Successful content teams rely on leaders with a strong content vision and the ability to collaborate with others—the top two characteristics of content leaders identified both in our survey of 101 respondents and in-depth interviews with seven content team leaders.
The right content leader unites people with a clear vision, acting as a content ambassador to stakeholders and as a content coach to the team.
“Everyone understood our content vision, and everyone had a role in driving us toward achieving it,” one study participant said of an effective team, adding that success stemmed from “good and consistent communication about the vision and requirements.”
Figure 1: 87% of participants in Content Science’s survey reported vision as a top characteristic for a content team leader.
To meet the demands of an evolving content landscape driven by new tools, techniques, and strategies, hire team members with core content competence (such as writing or editorial planning) fortified by a curiosity to learn or improve. Our survey found these 2Cs are the top two capabilities team members need to thrive.
Interview participant Tracy Wilson of How Stuff Works said that when hiring for competence, “I look for overachievers, regardless of the role they are looking for—people who are driven to do exceptionally well.”
Another participant noted the additional intangible skills needed related to curiosity: “Curiosity, tenacity, systems thinkers, design thinkers, people who can look at a complex problem and break it down into simpler elements, can synthesize information, make sense of lots of user data and product requirements, and consistently ask ‘Why?’ and then get from ‘Why?’ to a better way of doing things.”
The great news? When you find the right team members, they will find great satisfaction and even motivation in applying their curiosity to learn and improve. When asked, “What motivates your team members?” 73% respondents to our survey said the opportunity to grow and develop.
For your team to thrive, they need to be empowered with highly defined roles, yet given some freedom to both collaborate and experiment. The common thread here is trust.
First, let’s talk about the roles for which you hire team members. Roles need to be clear enough and aligned with your goals enough that content leaders don’t have to micromanage. Nancy Watt of SunTrust described her positive experience of working with an executive who was new to content like this,
“What [our new manager] was open to was completely and totally immersing herself in [content] and learning – and more importantly, trusting us. And telling us, ‘You’re the experts, you tell me what we need to do,’ and really letting us own our work and make those decisions–and then just backing us up.”
Now, let’s turn to the importance of experimenting to get the content right and, in the process, collaborating.
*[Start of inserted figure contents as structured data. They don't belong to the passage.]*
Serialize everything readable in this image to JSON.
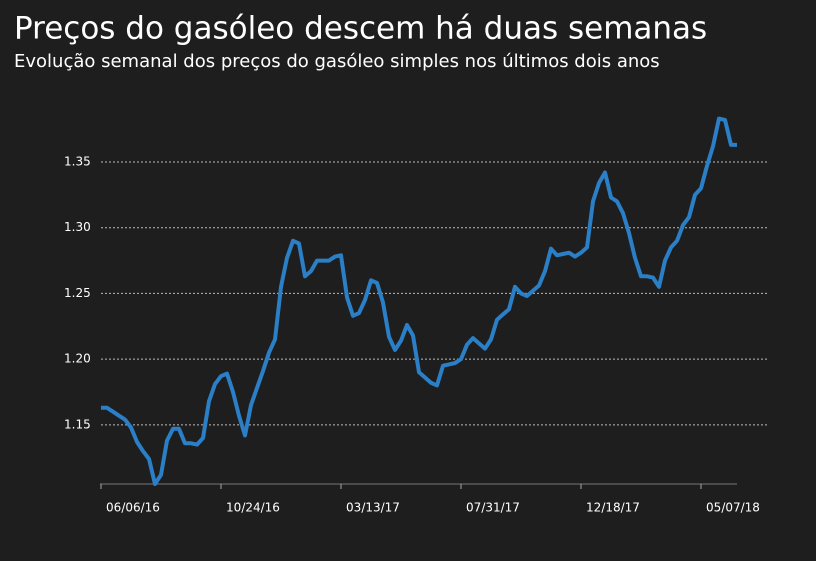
{
  "chart_data": {
    "type": "line",
    "title": "Preços do gasóleo descem há duas semanas",
    "subtitle": "Evolução semanal dos preços do gasóleo simples nos últimos dois anos",
    "categories": [
      "06/06/16",
      null,
      null,
      null,
      null,
      null,
      null,
      null,
      null,
      null,
      null,
      null,
      null,
      null,
      null,
      null,
      null,
      null,
      null,
      null,
      "10/24/16",
      null,
      null,
      null,
      null,
      null,
      null,
      null,
      null,
      null,
      null,
      null,
      null,
      null,
      null,
      null,
      null,
      null,
      null,
      null,
      "03/13/17",
      null,
      null,
      null,
      null,
      null,
      null,
      null,
      null,
      null,
      null,
      null,
      null,
      null,
      null,
      null,
      null,
      null,
      null,
      null,
      "07/31/17",
      null,
      null,
      null,
      null,
      null,
      null,
      null,
      null,
      null,
      null,
      null,
      null,
      null,
      null,
      null,
      null,
      null,
      null,
      null,
      "12/18/17",
      null,
      null,
      null,
      null,
      null,
      null,
      null,
      null,
      null,
      null,
      null,
      null,
      null,
      null,
      null,
      null,
      null,
      null,
      null,
      "05/07/18",
      null,
      null,
      null,
      null,
      null,
      null
    ],
    "values": [
      1.163,
      1.163,
      1.16,
      1.157,
      1.154,
      1.148,
      1.137,
      1.13,
      1.124,
      1.105,
      1.112,
      1.138,
      1.147,
      1.147,
      1.136,
      1.136,
      1.135,
      1.14,
      1.168,
      1.181,
      1.187,
      1.189,
      1.175,
      1.157,
      1.142,
      1.165,
      1.178,
      1.191,
      1.205,
      1.215,
      1.255,
      1.277,
      1.29,
      1.288,
      1.263,
      1.267,
      1.275,
      1.275,
      1.275,
      1.278,
      1.279,
      1.247,
      1.233,
      1.235,
      1.245,
      1.26,
      1.258,
      1.243,
      1.217,
      1.207,
      1.214,
      1.226,
      1.218,
      1.19,
      1.186,
      1.182,
      1.18,
      1.195,
      1.196,
      1.197,
      1.2,
      1.211,
      1.216,
      1.212,
      1.208,
      1.215,
      1.23,
      1.234,
      1.238,
      1.255,
      1.25,
      1.248,
      1.252,
      1.256,
      1.267,
      1.284,
      1.279,
      1.28,
      1.281,
      1.278,
      1.281,
      1.285,
      1.32,
      1.334,
      1.342,
      1.323,
      1.32,
      1.311,
      1.296,
      1.277,
      1.263,
      1.263,
      1.262,
      1.255,
      1.275,
      1.285,
      1.29,
      1.302,
      1.308,
      1.325,
      1.33,
      1.347,
      1.362,
      1.383,
      1.382,
      1.363,
      1.363
    ],
    "color": "#2b7fc6",
    "ylim": [
      1.105,
      1.39
    ],
    "yticks": [
      1.15,
      {
        "value": 1.2,
        "label": "1.20"
      },
      1.25,
      {
        "value": 1.3,
        "label": "1.30"
      },
      1.35
    ],
    "grid": true
  }
}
Trust is critical here, as well. Ann Marie Gray of Morningstar, Inc. calls this a “safe space” to examine the team’s work:
“People on content teams need to trust their colleagues, share their work, and share honest feedback. Leaders need to create and maintain an environment where that can happen by establishing expectations about showing each other respect and kindness.”
The reward for embracing such a culture of trust? Highly motivated—and consequently productive—team members.
Figure 2: Survey participants found growth and trust motivating. Unclear goals and micromanaging disengage content teams.
Whether you’re creating a new content team, adding to an existing one, or expanding to multiple teams, position your content team for success from the first hire. Select a visionary team leader who can work communicate the vision to the team and with stakeholders. Then select team members with the 2 Cs—and trust them to fulfill their roles.